California Governor Gavin Newsom knows that taxes like the cultivation tax for cannabis businesses are a nuisance. An American libertarian think tank by the name of The Reason Foundation, founded back in 1978, put out a tweet on Twitter saying, “Eliminating the cultivation tax would allow farmers and licensed cannabis retailers to lower prices, making California’s legal marijuana market far more competitive with illicit markets.” 

This think tank tweet shows the obvious problem, the price of cannabis. Current estimations say the wholesale pricing of cannabis averages between $300 to $450 a pound (roughly $29 an ounce at $450 per lb.) for small popcorn nugs of medium quality and upwards of $750 to $1,100 (roughly $69 per ounce at $1100 per lb.) per pound for higher quality and bigger buds. Ten years ago, a pound of top-quality California black market bud would set you back on average between $1,500 to $2,500 per pound unless you were buying substantial weight. 

If you can score even a medium quality pound of bud by California standards at $450, it can be worth substantially more in states that still support outdated cannabis prohibition. A single ounce of cannabis alone in a state like Tennessee or South Carolina will average you between $200 to $450. This means a $450 pound from California could easily return $3,200 in profits in a state such as Tennessee. When people purchase cannabis to traffic between states, it rarely is one pound at a time. It’s usually 10 lbs., 100 lbs., or more. If you do the math, you will quickly see why the illicit market could be worth much more.

End Cannabis Cultivation Tax and Give the Legal Market a Chance to Compete

California Governor Gavin Newsom has proposed ending the cannabis cultivation tax. If this happens, it will increase legal cannabis sales and further restrict the black market from thriving. The policy director of Good Farmers Great Neighbors, Sam Rodriguez, was quoted telling media sources, “California farmers are pleased that the governor has taken a leadership role in addressing the hills of the illicit market with a starting point on tax relief. We look forward in working the legislative budgetary process to obtain more tax relief necessary to stabilize the supply chain. The legal market in our state needs a real bootstrap approach from our state. Anything less will potentially devastate the newly created cannabis economy. And that would be a travesty.”

Taxes from cannabis sales are helping infuse finances into places politicians were previously dipping their hands into. A great example of how some of California’s cannabis taxes are used would be the $401.8 million allocated to education, school retention, and youth substance misuse treatment.

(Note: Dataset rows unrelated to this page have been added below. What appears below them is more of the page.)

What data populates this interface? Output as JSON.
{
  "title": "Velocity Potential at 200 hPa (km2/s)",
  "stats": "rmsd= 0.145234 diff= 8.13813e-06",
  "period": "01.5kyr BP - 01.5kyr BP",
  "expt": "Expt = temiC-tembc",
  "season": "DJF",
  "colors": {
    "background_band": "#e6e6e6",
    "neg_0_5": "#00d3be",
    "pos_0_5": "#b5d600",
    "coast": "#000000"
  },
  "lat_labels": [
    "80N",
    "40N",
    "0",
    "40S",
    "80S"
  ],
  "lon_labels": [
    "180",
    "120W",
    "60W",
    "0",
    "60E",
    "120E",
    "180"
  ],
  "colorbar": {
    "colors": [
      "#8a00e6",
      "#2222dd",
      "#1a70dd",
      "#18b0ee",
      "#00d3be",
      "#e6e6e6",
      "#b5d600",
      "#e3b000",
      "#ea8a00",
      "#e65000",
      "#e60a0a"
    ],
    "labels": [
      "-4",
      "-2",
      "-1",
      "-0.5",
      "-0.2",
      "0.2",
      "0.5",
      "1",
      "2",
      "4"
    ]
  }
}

Eliminating the cannabis cultivation tax would be a great thing to help slow down the success of the black market for cannabis. Eliminating federal cannabis prohibition would ultimately be the best way. Everywhere that cannabis is legal, it is expensive. The tax on cannabis in some places is almost as much as the purchase itself, it seems.

The reason the taxes are so high is that state lawmakers made it this way. They did this, so they need to work at undoing this before they end up with legal businesses selling low-quality cannabis at high prices like too many of them are already doing today. This isn’t just a problem in California; this is a problem that stretches across the nation.

Taxing cannabis shouldn’t be the solution for fixing the misappropriation of public funds by political representatives. But it is. I say we end all cannabis taxes! Tax cannabis the same way you tax tomatoes, lettuce, or grain. The American people are just so happy for cannabis legalization; many of them just pay the tax. For everybody paying the tax, though, it appears there are two people saying no to the man and their plan, turning to the cannabis black market for higher quality and lower prices, whether it is cannabis consumers or cannabis patients.